EM Reapy is a Mayo writer and has an MA in Creative Writing from Queen’s University, Belfast. In 2012, she was chosen as Tyrone Guthrie’s Exchange Irish Writer to Varuna Writers’ House Sydney. She edits wordlegs.com and is director of Shore Writers’ Festival in Enniscrone. In November, in collaboration with Doire Press, she compiled and edited ’30 under 30′ an anthology collection of young Irish writing. She is redrafting a feature length script at present.
By EM Reapy
He’s down from Dublin for the weekend. Isn’t he fucking mighty? Coming home one wet weekend for the summer. And Mam and the auld lad have the house cleaned and the steak and onions chopped. The carrot soup is bubbling over the pot. He’s bringing a friend, he says.
Mam is wearing a silky green scarf and I’ve never seen it before. She’s humming and spraying air freshener and has put the dogs out since yesterday. They bark and scratch the back door and every so often she lets a roar out to stop them.
A friend, he says.
The auld lad made me do the farm alone earlier. Made me do it so he could go down town to the Credit Union and take out a little present for him. He says it’s what a father does for his eldest. A son who’s making his way in the city. Socializing with other guards. Politicians. Bankers. I said he has loads of money, wouldn’t we be as well galvanising the old turf shed and making use of it again. The auld lad told me to stop being a miserable bastard.
A friend, he says.
I have friends. I brought the Lynskey girl home one Saturday night and rode her. She woke up with fluffy hair, put on denim shorts too short for a Sunday morning. She walked out barefoot holding her black high heels in her hands and she waved a bye as she went out the drive, doing the walk of shame until her younger brother collected her in his boy racer Fiesta. And I told Mam I had a girlfriend when we sat down for the breakfast. I sawed off half a sausage and stabbed it into the egg yoke. The yellow overflowed on the plate.
Mam said was it that tramp from last night? A good girlfriend wouldn’t let that kind of thing happen under any parent’s roof. No matter how persuasive the fella might be. That girl’s family wouldn’t have taught her manners anyway, the auld lad said. Not with a father like hers. Did I not know the father tried to screw our family out of four acres by planting hedges on our side of the back fields? Well he did, back in the seventies. He got a slap for it too off the auld lad. And Mam had a show down with Mrs. Lynskey after Christmas mass a few years back. Mrs. Lynskey with her stoat wrap, Chanel No. 5 and sherry leaking out of her. Mam said she needed to be brought back to earth.
Then the auld lad said not to be mixing with that tight arse’s daughter as he cleared his throat into the fire. Mam agreed and shoved an apple tart into the oven.
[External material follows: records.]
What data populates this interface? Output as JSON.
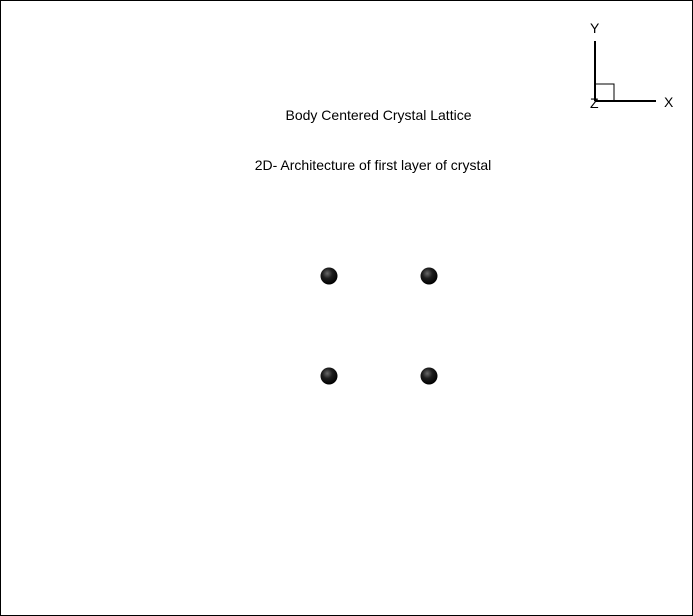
{
  "diagram": {
    "title": "Body Centered Crystal Lattice",
    "subtitle": "2D- Architecture of first layer of crystal",
    "axes": {
      "x_label": "X",
      "y_label": "Y",
      "z_label": "Z"
    },
    "atoms": {
      "count": 4,
      "color": "#000000"
    }
  }
}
I texted the Lynskey girl for a few weeks and met her in Flanagan’s pub on Friday and Saturday night, got the shift and the wank after the lock in. But she would never be good enough so I never brought her back again.
The auld lad tells me to smarten up. Have a shower and don’t be embarrassing the brother when he gets in. The cow shite under my nails and the three day shadow on my cheeks. I change into a clean blue shirt and jeans and scrub my hands but I don’t shave.
What time are they even coming? I ask and Mam tells me to hush and to get the Budweiser from out of the cold house.
I hope there’s enough in a crate, she says.
I sigh and stomp towards the door. The dogs run inside and go wild, hopping all over the couches and onto Mam and she eats me for it.
I whistle and shout. Misty, Sam, out with ye. Out.
And I go out with them.
I get the crate of cans, get pissed wet with the rain slamming down and lumber back into the house. I warm my hands up in front of the hearth. Mam tells me to put more coal on.
There’s a beep outside and the flash of headlights. He pulls up the driveway in his red Japanese motor. Mam is squealing and the auld lad’s gone to the front door.
Out he hops, ducking from the rain to the passenger side. He opens it and Mam holds up the net curtain and is straining to look at the passenger.
My jaw drops. I laugh.
Is that the friend? I say and wonder will Mam and Dad be impressed with this Lynskey sister.